In any triangle (not just right-angled), the ratio of a side to the sine of its opposite angle is constant:

\[ \frac{a}{\sin A} = \frac{b}{\sin B} = \frac{c}{\sin C} \]

Why it’s true

• From the area of a triangle formula: \( \tfrac{1}{2}ab\sin C = \tfrac{1}{2}bc\sin A = \tfrac{1}{2}ca\sin B \).
• Rearranging these equalities gives the sine rule.
• It works for both acute and obtuse angles.

Recipe (how to use it)

1. Label sides and opposite angles clearly.
2. Set up the proportion using known values.
3. Solve for the missing side or angle.

Spotting it

Use the sine rule when you know:

• two angles and one side (AAS or ASA), or
• two sides and a non-included angle (SSA).

Common pairings

• Cosine rule (when sine rule doesn’t apply directly).
• Ambiguous case (two possible triangles for SSA).
• Area formula \(\tfrac{1}{2}ab\sin C\).

Mini examples

1. In triangle ABC, \(A=40^\circ\), \(B=70^\circ\), \(a=8\). Find \(b\). → Use sine rule: \(b/\sin70 = 8/\sin40\). → \(b = (8×\sin70)/\sin40 ≈ 12.0\).
2. In triangle PQR, \(p=6\), \(q=9\), \(P=50^\circ\).
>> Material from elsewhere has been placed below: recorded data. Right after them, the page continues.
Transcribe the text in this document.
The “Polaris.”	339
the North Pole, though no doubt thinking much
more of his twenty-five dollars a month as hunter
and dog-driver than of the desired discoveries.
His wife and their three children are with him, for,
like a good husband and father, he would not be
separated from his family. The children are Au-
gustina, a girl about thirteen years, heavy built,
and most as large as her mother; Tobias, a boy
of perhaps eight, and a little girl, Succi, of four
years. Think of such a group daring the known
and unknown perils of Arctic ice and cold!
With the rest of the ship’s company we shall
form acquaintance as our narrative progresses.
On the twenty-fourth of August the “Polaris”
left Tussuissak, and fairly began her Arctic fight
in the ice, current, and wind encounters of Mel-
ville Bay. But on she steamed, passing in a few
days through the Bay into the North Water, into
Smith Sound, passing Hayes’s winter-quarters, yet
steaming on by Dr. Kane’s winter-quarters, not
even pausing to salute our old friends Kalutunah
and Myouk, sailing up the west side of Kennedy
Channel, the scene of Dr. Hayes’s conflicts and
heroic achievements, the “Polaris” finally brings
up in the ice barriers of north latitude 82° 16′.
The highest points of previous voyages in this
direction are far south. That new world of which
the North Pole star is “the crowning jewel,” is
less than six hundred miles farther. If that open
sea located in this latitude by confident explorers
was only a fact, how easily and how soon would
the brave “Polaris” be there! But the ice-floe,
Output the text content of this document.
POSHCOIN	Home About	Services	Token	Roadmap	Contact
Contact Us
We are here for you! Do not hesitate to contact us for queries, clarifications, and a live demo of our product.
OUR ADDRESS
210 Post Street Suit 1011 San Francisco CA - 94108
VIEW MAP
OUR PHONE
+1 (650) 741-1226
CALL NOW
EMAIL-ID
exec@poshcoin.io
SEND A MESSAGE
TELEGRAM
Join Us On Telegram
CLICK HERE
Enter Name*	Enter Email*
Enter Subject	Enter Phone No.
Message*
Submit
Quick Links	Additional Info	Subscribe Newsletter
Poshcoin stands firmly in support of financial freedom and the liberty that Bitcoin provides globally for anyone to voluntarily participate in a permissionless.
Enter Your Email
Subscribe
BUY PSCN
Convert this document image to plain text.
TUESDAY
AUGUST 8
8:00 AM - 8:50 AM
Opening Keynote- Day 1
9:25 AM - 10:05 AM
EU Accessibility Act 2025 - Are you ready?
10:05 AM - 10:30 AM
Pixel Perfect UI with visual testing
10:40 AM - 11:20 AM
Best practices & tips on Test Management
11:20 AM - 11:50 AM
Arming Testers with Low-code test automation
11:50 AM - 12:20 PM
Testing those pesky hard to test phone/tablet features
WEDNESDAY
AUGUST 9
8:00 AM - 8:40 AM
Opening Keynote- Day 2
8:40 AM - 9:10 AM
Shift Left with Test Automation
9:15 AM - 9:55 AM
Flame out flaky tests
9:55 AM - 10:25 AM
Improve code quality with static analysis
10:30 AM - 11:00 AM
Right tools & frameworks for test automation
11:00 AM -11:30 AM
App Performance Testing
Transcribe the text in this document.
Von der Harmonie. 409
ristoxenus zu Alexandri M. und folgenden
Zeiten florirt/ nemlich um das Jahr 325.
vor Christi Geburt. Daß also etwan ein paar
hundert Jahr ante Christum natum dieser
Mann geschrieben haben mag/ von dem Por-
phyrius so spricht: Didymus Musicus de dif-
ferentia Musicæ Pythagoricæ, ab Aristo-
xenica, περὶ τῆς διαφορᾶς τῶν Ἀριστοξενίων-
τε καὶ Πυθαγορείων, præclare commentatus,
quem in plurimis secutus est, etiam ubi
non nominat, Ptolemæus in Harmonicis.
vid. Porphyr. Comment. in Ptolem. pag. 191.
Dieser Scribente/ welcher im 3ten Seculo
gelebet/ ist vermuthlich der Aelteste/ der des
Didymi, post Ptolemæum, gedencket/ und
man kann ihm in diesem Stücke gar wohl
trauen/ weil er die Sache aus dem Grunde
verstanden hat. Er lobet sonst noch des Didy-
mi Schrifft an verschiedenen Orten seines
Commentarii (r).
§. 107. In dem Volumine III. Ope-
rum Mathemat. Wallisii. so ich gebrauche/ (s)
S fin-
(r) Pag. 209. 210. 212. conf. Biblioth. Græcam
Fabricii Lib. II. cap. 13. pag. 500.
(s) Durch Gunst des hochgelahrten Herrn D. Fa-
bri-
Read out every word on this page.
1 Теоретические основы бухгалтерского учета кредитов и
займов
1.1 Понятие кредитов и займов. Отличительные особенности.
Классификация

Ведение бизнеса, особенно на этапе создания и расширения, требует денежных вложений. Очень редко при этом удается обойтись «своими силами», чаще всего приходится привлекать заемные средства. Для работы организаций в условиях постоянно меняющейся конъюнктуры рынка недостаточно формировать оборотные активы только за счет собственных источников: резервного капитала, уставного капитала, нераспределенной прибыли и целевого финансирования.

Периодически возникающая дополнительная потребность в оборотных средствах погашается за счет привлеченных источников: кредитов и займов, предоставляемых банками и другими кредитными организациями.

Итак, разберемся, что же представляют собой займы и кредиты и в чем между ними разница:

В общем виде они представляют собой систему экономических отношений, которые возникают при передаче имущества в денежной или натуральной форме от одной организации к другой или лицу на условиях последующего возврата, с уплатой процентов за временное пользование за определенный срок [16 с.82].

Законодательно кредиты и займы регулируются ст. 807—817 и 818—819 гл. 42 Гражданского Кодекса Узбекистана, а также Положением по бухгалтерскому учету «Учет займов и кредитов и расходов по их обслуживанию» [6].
Find \(Q\). → \(6/\sin50 = 9/\sin Q\). → \(\sin Q = (9×\sin50)/6 ≈ 1.15\). Not possible, so no triangle exists.
3. In triangle XYZ, \(X=60^\circ\), \(Y=80^\circ\), \(x=10\). Find \(y\). → \(y/\sin80 = 10/\sin60\). → \(y ≈ 11.3\).

Pitfalls

• Forgetting to match sides with opposite angles.
• Using sine rule when cosine rule is needed.
• Ambiguous case (SSA) — sine of an angle may correspond to two possible angles.

Exam strategy

• Check if sine rule applies (look for opposite side–angle pairs).
• Always check if second triangle is possible in SSA cases.
• Round answers sensibly (degrees to 1 d.p. or 2 s.f. unless stated).

Summary

The sine rule links sides and angles in any triangle. It is most useful when working with opposite side–angle pairs and is complementary to the cosine rule.